It is tough for anyone to criticism well. For some, criticism is a good thing while others disagree. Criticism in itself is one of those words that looks like negative. Thus, it gives a feeling of unwilling to accept or making a massive disagreement or being pessimistic. But to everyone’s surprise, it is not the case. Criticism is often different than what people perceive. The essay on criticism gives you an insight into the pros and cons of the criticism. 

Essay on criticism

Criticism is expressing the disagreement for something or someone that is generally based on perceived faults, beliefs, and mistakes. So, the main point here is whether to consider criticism as good or bad. Also, if we go by the meaning of the word criticism then criticizing someone is bad. Also, simultaneously this might lead to improving the person who is being criticized. So, he/she is becoming a better person and does not repeat the mistakes is considered as providing criticism to be good. Thus, this depends entirely on the perceived value that is hidden behind the criticism. 

A Good Part of the Criticism

Scope for improvements .

Constructive criticism will lead to locating the fault or mistakes that are made by the people. So, the people can work upon it and thereby improve their activities so a heedful and better life can be lived. Criticism calls for improvement on one plane and thereby avoiding the issues unwanted on the other side. 

Expert and Credible Status

When the criticism is constructive it always makes the criticizer a central figure among the people. Thus, more honors and credibility is given and so criticism would rather be considered as expert advice. Thus, it will add to the status quo of the person that is criticizing. 

Get the huge list of more than 500 Essay Topics and Ideas

The Bad Side of Criticism

Leads to a feeling of demotivation.

A person that is being constantly criticized may feel at tines demotivated. So, this is because of the fact that his/her efforts have not been justifiably and rightfully appreciated. Thus, it may further lead to increase in hesitation in moving forward.

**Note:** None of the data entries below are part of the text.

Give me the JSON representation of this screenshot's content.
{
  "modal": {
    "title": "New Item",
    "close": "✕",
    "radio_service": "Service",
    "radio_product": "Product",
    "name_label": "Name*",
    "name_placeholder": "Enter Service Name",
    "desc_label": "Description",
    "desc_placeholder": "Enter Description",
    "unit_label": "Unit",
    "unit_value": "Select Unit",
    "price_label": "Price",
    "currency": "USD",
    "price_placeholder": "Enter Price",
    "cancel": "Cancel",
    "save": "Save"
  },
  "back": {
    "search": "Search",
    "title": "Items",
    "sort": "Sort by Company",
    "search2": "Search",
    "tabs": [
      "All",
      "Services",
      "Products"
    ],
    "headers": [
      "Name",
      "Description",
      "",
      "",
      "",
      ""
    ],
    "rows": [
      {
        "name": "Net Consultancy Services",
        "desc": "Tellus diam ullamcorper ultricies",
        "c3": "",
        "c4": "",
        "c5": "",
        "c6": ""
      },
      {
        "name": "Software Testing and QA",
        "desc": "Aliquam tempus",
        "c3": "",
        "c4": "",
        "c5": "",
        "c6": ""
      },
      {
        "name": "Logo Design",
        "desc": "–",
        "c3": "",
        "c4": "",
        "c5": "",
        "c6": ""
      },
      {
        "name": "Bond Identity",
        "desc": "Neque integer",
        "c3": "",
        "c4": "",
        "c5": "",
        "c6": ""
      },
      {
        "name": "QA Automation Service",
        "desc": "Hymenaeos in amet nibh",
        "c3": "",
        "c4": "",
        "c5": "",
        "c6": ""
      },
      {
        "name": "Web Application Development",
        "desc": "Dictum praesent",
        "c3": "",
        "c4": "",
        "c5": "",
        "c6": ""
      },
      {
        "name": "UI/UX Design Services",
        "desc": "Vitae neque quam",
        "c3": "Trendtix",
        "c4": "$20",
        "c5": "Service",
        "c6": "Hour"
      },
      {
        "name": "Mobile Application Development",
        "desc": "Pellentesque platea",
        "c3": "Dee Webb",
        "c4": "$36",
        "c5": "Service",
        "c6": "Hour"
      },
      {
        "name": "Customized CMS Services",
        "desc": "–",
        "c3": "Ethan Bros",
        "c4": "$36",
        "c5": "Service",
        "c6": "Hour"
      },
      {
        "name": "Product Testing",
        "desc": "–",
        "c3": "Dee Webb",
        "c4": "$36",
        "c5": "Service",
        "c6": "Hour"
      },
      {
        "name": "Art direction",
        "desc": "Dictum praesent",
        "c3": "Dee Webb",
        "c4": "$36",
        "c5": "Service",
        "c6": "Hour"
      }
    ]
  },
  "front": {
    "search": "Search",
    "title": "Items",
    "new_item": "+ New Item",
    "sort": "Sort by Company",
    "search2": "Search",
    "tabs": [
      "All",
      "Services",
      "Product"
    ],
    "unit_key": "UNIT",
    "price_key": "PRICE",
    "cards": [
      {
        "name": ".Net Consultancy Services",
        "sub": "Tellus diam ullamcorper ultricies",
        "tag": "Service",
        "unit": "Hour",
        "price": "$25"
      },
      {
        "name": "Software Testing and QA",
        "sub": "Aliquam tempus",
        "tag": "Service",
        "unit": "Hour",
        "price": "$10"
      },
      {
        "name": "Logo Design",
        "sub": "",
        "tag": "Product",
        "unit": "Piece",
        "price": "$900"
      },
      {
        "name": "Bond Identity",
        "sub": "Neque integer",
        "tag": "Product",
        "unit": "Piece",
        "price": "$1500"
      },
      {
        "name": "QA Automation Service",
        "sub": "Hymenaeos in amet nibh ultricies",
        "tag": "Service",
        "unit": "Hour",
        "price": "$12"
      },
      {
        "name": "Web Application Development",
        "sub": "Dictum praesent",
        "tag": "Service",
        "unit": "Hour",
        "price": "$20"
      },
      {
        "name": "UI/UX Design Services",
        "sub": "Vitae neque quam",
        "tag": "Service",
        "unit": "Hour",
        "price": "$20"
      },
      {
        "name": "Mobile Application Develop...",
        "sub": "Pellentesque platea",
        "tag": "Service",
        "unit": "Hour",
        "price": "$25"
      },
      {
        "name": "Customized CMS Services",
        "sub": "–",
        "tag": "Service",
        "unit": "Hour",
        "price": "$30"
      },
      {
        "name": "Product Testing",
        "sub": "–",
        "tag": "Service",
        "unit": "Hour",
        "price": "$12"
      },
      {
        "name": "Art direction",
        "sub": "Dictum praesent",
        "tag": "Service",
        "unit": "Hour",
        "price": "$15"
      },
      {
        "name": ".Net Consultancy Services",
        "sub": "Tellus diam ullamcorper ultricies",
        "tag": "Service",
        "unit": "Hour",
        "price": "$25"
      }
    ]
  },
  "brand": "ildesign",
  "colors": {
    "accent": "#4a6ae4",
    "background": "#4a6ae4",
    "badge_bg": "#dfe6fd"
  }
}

The Danger of Creating a Destructive and False Image

There are many times that it can occur that the people that criticize are seen as the villain of the society. Thus his/her image gets automatically shattered as well as abruptly changed. So, doing criticism may lead adversely to the criticizer as well. 

So, we can understand that if the criticism is done in a constructive and positive way that this may lead to a good and fair outcome. Also, if it is done destructively than it may lead to adverse effects on both society as well as personal level.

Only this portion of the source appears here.